Untitled

Hello fine people of the Ganglia community!

I recently joined the team at a company with a long running Ganglia,
set up many years ago by persons unknown to me, and not documented in
any manner that we can find.  It's still working, but the server it's
on is in a failure state with some bad ram (we think) and we get
missing bits of the graphs.  Aside from this being annoying, we're a
little bit afraid that if we powered the machine off, it may never
come back on - as happens.

So, one of my tasks in recent weeks is to rebuild our Nagios and
Ganglia setups.  And I'm running into a wierd problem, which I will
explain after a brief overview of how we use Ganglia - which isn't
likely to change soon, for a number of reasons, though I have fielded
some suggestions on how we may do things differently and why.

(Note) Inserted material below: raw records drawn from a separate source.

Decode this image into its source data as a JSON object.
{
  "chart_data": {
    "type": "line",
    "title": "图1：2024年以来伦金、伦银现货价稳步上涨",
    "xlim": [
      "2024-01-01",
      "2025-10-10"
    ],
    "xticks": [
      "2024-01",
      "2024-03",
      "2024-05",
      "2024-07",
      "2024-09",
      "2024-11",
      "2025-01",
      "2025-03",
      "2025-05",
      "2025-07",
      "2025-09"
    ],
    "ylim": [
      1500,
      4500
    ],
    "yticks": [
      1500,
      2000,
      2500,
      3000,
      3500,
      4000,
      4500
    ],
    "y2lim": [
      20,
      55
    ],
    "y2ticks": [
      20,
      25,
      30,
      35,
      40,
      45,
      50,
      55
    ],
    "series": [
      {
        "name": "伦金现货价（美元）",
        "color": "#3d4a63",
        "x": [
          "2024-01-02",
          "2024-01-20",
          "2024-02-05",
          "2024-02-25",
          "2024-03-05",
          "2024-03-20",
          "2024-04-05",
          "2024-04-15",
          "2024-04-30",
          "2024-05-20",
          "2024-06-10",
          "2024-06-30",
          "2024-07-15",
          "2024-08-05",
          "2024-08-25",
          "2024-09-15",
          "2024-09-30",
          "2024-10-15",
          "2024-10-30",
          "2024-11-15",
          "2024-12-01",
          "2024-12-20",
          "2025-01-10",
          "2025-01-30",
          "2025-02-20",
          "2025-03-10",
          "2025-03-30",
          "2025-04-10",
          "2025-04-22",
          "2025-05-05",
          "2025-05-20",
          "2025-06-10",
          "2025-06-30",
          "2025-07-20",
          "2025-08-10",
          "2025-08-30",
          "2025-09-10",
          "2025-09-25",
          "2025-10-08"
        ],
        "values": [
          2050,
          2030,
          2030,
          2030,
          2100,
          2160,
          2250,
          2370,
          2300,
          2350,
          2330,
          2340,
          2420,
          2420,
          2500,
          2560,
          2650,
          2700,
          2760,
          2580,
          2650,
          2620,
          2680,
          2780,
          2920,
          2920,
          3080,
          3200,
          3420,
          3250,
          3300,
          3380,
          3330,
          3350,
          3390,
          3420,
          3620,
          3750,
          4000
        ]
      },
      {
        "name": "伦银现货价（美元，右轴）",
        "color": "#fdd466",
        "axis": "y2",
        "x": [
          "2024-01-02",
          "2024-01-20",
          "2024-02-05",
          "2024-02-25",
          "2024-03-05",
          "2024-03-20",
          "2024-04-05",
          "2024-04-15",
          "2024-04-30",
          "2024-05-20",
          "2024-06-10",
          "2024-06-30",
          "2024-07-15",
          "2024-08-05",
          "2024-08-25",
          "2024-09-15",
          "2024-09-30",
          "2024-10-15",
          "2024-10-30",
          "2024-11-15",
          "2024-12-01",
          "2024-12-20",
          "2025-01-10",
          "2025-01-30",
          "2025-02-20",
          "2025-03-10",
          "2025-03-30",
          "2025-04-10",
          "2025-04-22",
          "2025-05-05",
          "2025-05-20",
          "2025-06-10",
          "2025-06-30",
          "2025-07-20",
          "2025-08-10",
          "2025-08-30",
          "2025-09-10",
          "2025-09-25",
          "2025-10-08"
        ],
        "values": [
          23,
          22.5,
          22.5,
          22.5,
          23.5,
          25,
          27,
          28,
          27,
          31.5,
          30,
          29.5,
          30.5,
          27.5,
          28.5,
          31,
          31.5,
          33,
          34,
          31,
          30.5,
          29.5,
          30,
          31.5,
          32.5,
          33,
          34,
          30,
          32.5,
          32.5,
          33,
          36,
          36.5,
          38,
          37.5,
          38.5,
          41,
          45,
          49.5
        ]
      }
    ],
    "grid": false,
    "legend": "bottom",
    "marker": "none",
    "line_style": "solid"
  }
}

So, there are about a hundred machines, ish, each running gmond
configured to send data unicast to the collector.  I've modified their
configuration such that currently, each sends data to our existing
host and to the new host.  I am receiving at least some data for all
machines, but I am missing quite a bit of data, esp load_one from
almost everything, resulting in lots of broken images where I'd like
to see graphs.

These machines are split into clusters and grids with clusters in
them, and it's .. well .. that's how it is.  It looks something like
this:

 SH Grid
   - Content Grid < (crawl, workflow - clusters)
   - Production Grid < (web, db, search, misc - clusters)
   - Dev QA (Cluster)
   - Corp Xen (Cluster)
   - Infrastructure (Cluster)

So, on the collector host, there are three gmetad processes running:

 gmetad: SH Grid
 gmetad: Content Grid
 gmetad: Production Grid

As well as numerous gmond:

 gmond: crawl
 gmond: workflow
 gmond: web
 gmond: db
 gmond: search
 gmond: misc
 gmond: dev/qa
 gmond: xen
 gmond: infra

The configuration is exactly duplicated from the existing, "working"
host, by which I mean that I am actually using the same configuration
files.  I was using gmetad 3.1 with gmond 3.0, but I decided that even
though that should work and seemed not to be the problem, it wouldn't
hurt to shore up the versions and am currently using both from 3.0.

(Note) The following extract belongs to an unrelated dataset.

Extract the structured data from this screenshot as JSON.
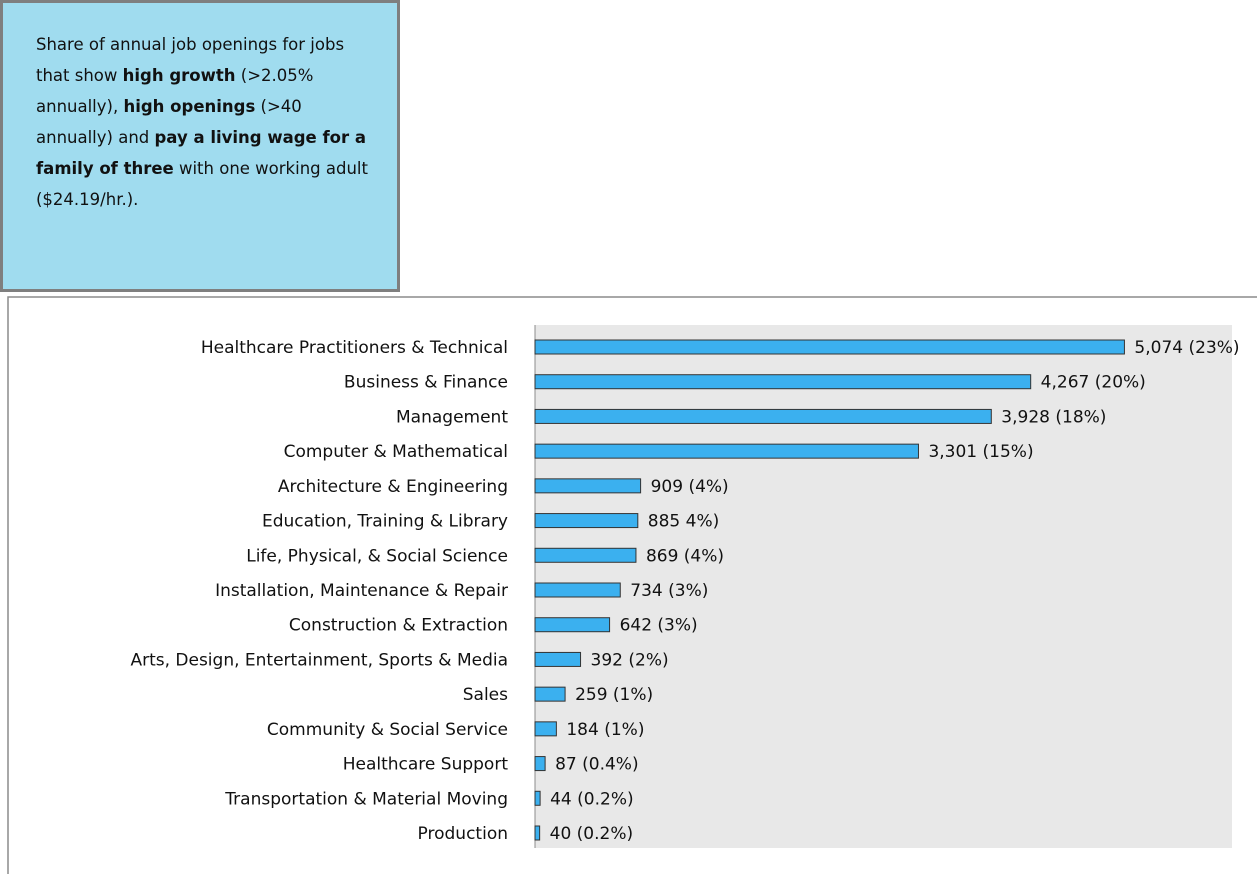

I have a few problems with this new setup:

 * Grids disappear and reappear sporadically - e.g. the Production
grid is often not on the page, and today when I click through to
production grid it takes me directly to web cluster because it is
apparently not aware of any other clusters.
 * Wierd things happen - I know this is vague, but I'll lead with an
example: when I click "Dev QA" sometimes it is reported as part of
Production Grid, other times as part of Content Grid, when in fact it
is a part of top-level "SH Grid".

I'm sure there is other wierdness, but some of it may come into focus
more if I get past these overwhelming problems.

Thanks in advance for any help that any of you can offer!